Algunas personas conocen a otras personas, hablan de sí mismas, comparten sentimientos, comparten experiencias. Algunas personas guardan con cariño libros que disfrutaron, recuerdan momentos con fotografías, tienen toda una casa llena de diferentes objetos repletos de memorias. Guardan y recuerdan, se sienten cómodos al estar rodeados de todas esas cosas. Ese libro que tanto les gustó, ese regalo de un amigo cercano, todo eso descansa cerca de ellos, tal vez se encuentre dentro de un cajón o arriba de un estante a lado de la foto familiar o con los amigos. No importa que no vuelvan a leer ese libro, usar ese regalo o siquiera tocarlo, esas personas sienten la calidez de los recuerdos con el simple hecho de que esos objetos descansen cerca de ellos, que sepan que son de su propiedad, que están bajo su cuidado.

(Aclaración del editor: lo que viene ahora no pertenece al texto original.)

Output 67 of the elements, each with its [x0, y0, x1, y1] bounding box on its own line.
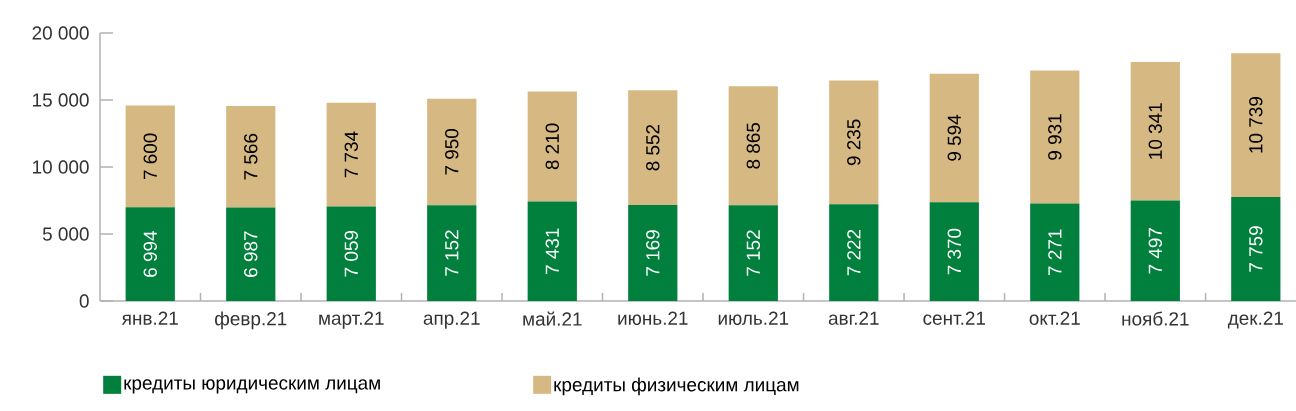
bar — [125, 207, 175, 301]
x-tick-label: окт.21 — [1029, 311, 1080, 325]
data-label: 7 950 — [445, 128, 459, 175]
bar — [628, 204, 678, 301]
data-label: 9 931 — [1048, 114, 1062, 160]
bar — [1030, 70, 1080, 204]
data-label: 7 370 — [947, 228, 961, 275]
bar — [326, 206, 376, 301]
data-label: 8 552 — [646, 124, 660, 171]
x-tick-label: дек.21 — [1227, 311, 1283, 329]
data-label: 7 059 — [344, 230, 358, 277]
data-label: 7 600 — [143, 133, 157, 180]
bar — [427, 205, 477, 301]
bar — [1130, 61, 1180, 201]
bar — [226, 207, 276, 301]
bar — [527, 91, 577, 202]
data-label: 8 865 — [746, 122, 760, 169]
bar — [829, 204, 879, 301]
x-tick-label: февр.21 — [215, 311, 287, 330]
data-label: 6 987 — [244, 231, 258, 277]
x-tick-label: июнь.21 — [618, 311, 688, 325]
bar — [628, 90, 678, 205]
bar — [929, 73, 979, 203]
x-tick-label: май.21 — [523, 311, 582, 326]
x-tick-label: март.21 — [319, 311, 384, 329]
x-tick-label: июль.21 — [718, 311, 789, 325]
data-label: 8 210 — [545, 123, 559, 170]
x-tick-label: авг.21 — [828, 311, 879, 325]
x-tick-label: сент.21 — [923, 311, 986, 325]
y-tick-label: 15 000 — [33, 93, 89, 107]
legend-label: кредиты физическим лицам — [554, 377, 799, 396]
data-label: 7 152 — [445, 230, 459, 276]
y-tick-label: 0 — [79, 294, 89, 308]
bar — [728, 205, 778, 301]
data-label: 7 169 — [646, 230, 660, 276]
data-label: 7 431 — [545, 228, 559, 274]
data-label: 7 152 — [746, 230, 760, 276]
y-tick-label: 20 000 — [32, 26, 89, 40]
bar — [226, 105, 276, 208]
data-label: 7 497 — [1148, 228, 1163, 274]
y-tick-label: 10 000 — [33, 160, 89, 174]
data-label: 9 235 — [847, 119, 861, 166]
bar — [728, 86, 778, 206]
legend-label: кредиты юридическим лицам — [124, 379, 380, 394]
bar — [326, 102, 376, 207]
data-label: 10 739 — [1249, 97, 1263, 153]
bar — [1130, 200, 1180, 301]
bar — [829, 80, 879, 205]
bar — [427, 98, 477, 206]
bar — [1231, 53, 1281, 198]
y-tick-label: 5 000 — [42, 227, 89, 241]
bar — [1231, 197, 1281, 301]
data-label: 9 594 — [947, 114, 961, 161]
data-label: 7 566 — [244, 133, 258, 180]
bar — [929, 202, 979, 301]
x-tick-label: апр.21 — [423, 311, 480, 329]
data-label: 10 341 — [1148, 103, 1163, 159]
data-label: 6 994 — [143, 231, 157, 277]
data-label: 7 222 — [847, 229, 861, 276]
data-label: 7 734 — [344, 131, 358, 178]
x-tick-label: нояб.21 — [1122, 311, 1189, 326]
data-label: 7 759 — [1249, 226, 1263, 272]
data-label: 7 271 — [1048, 229, 1062, 275]
bar — [527, 201, 577, 301]
bar — [125, 105, 175, 208]
bar — [1030, 203, 1080, 301]
x-tick-label: янв.21 — [121, 311, 178, 325]
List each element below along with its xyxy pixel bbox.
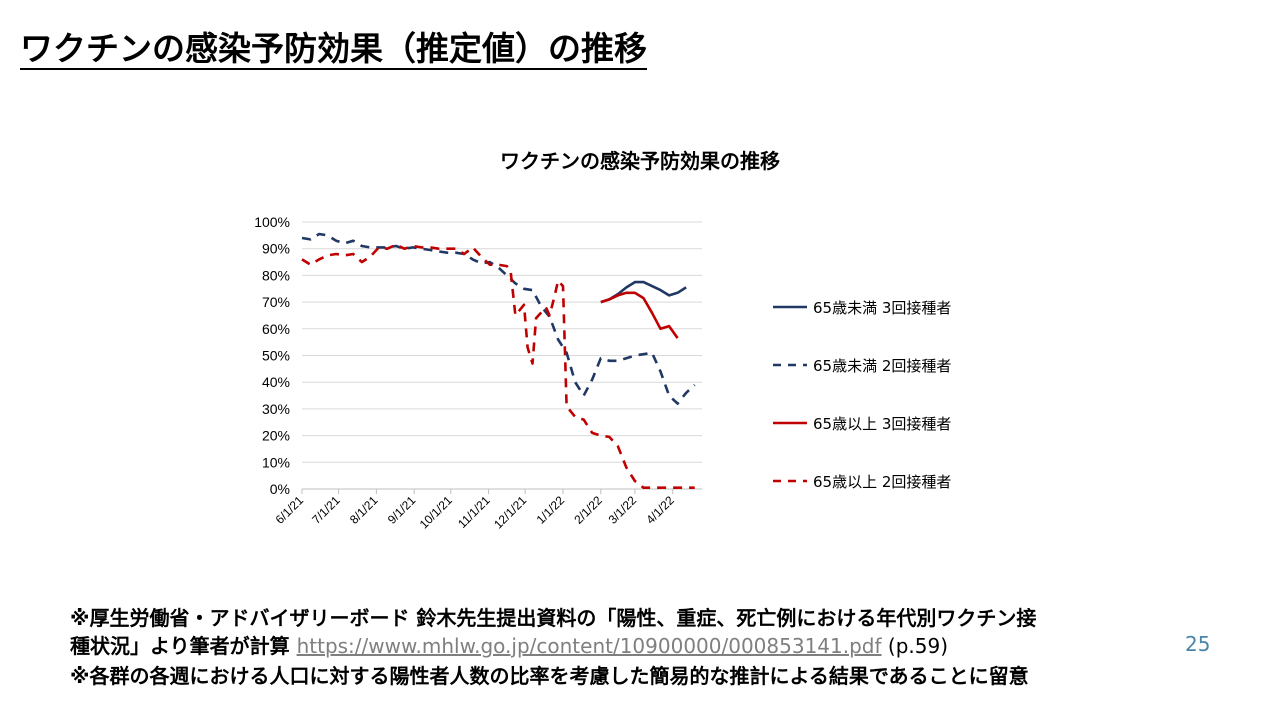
x-tick-label: 12/1/21 bbox=[491, 493, 529, 531]
y-tick-label: 50% bbox=[262, 348, 290, 364]
x-tick-label: 1/1/22 bbox=[534, 493, 568, 527]
y-tick-label: 70% bbox=[262, 294, 290, 310]
y-tick-label: 40% bbox=[262, 374, 290, 390]
x-tick-label: 6/1/21 bbox=[273, 493, 307, 527]
page-reference: (p.59) bbox=[881, 634, 949, 658]
legend-label: 65歳以上 2回接種者 bbox=[813, 473, 951, 491]
footnote-source: ※厚生労働省・アドバイザリーボード 鈴木先生提出資料の「陽性、重症、死亡例におけ… bbox=[70, 606, 1037, 630]
x-tick-label: 8/1/21 bbox=[347, 493, 381, 527]
footnote-note: ※各群の各週における人口に対する陽性者人数の比率を考慮した簡易的な推計による結果… bbox=[70, 664, 1029, 688]
x-tick-label: 3/1/22 bbox=[606, 493, 640, 527]
y-tick-label: 100% bbox=[254, 214, 290, 230]
legend-label: 65歳未満 3回接種者 bbox=[813, 299, 951, 317]
legend-label: 65歳以上 3回接種者 bbox=[813, 415, 951, 433]
x-tick-label: 7/1/21 bbox=[309, 493, 343, 527]
series-line bbox=[600, 291, 679, 339]
x-tick-label: 11/1/21 bbox=[455, 493, 493, 531]
y-tick-label: 80% bbox=[262, 267, 290, 283]
page-number: 25 bbox=[1185, 632, 1211, 656]
source-link[interactable]: https://www.mhlw.go.jp/content/10900000/… bbox=[296, 634, 882, 658]
footnote-source-cont: 種状況」より筆者が計算 https://www.mhlw.go.jp/conte… bbox=[70, 630, 948, 659]
x-tick-label: 9/1/21 bbox=[385, 493, 419, 527]
x-tick-label: 2/1/22 bbox=[571, 493, 605, 527]
y-tick-label: 20% bbox=[262, 428, 290, 444]
x-tick-label: 4/1/22 bbox=[643, 493, 677, 527]
series-line bbox=[301, 232, 696, 405]
series-line bbox=[301, 243, 695, 489]
chart-title: ワクチンの感染予防効果の推移 bbox=[500, 149, 780, 173]
y-tick-label: 60% bbox=[262, 321, 290, 337]
y-tick-label: 30% bbox=[262, 401, 290, 417]
legend-label: 65歳未満 2回接種者 bbox=[813, 357, 951, 375]
footnote-text: 種状況」より筆者が計算 bbox=[70, 634, 297, 658]
slide-title: ワクチンの感染予防効果（推定値）の推移 bbox=[20, 29, 647, 68]
y-tick-label: 10% bbox=[262, 454, 290, 470]
x-tick-label: 10/1/21 bbox=[417, 493, 455, 531]
y-tick-label: 90% bbox=[262, 241, 290, 257]
y-tick-label: 0% bbox=[270, 481, 290, 497]
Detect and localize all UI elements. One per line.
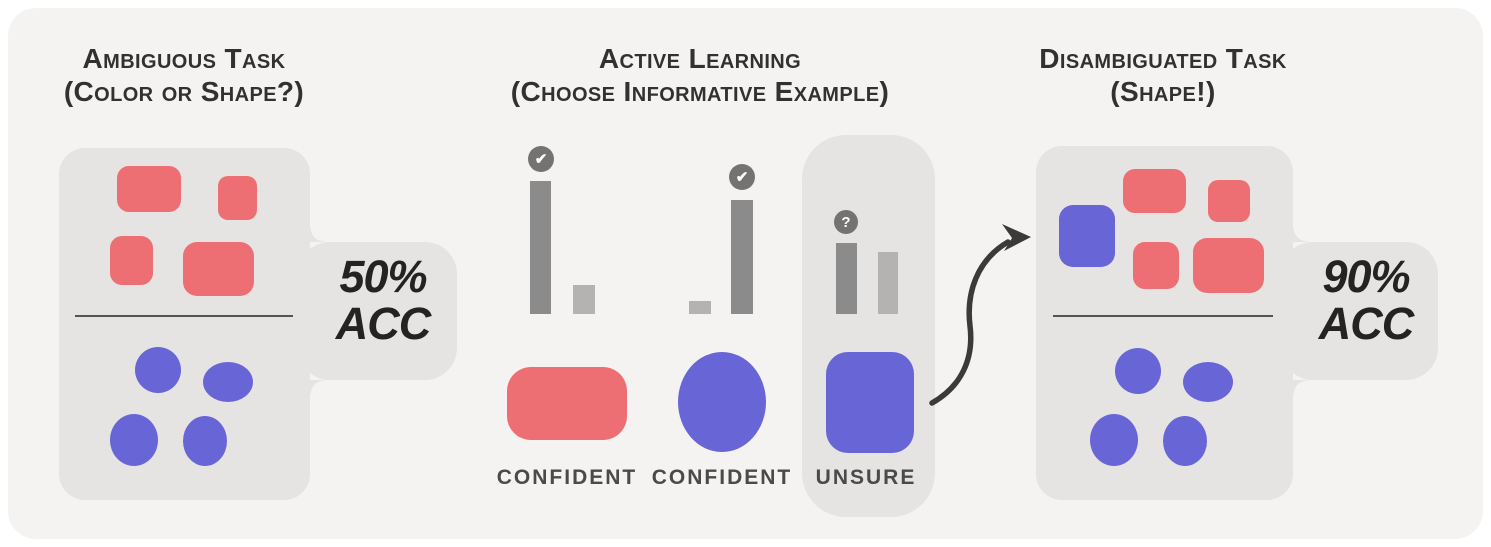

Algunas personas nunca conocen realmente a otras personas, hablan poco de sí mismas y forman parte de charlas superficiales, nunca conocen o son realmente conocidos. No se encariñan con objetos o historias, no tienen muchos recuerdos con otras personas, no guardan nada que los haga sentir ese calor familiar. Estas personas tienen cosas, pero no guardan cosas. Si algo se descompone simplemente lo tiran y consiguen algo más que lo sustituya. Estas personas caminan por la calle y saludan con una sonrisa simple, una sonrisa profesional, una sonrisa inmediata. Un ‘buen día’, un ademán y listo. Nadie los conoce realmente, no tienen amigos cercanos, viven cerca de muchas personas pero nunca hablan en profundidad con ellas, no comparten sentimientos ni recuerdos. No se atan a nada.

Son personas. Son algunas personas. Son solo dos caminos. Dos formas de vivir.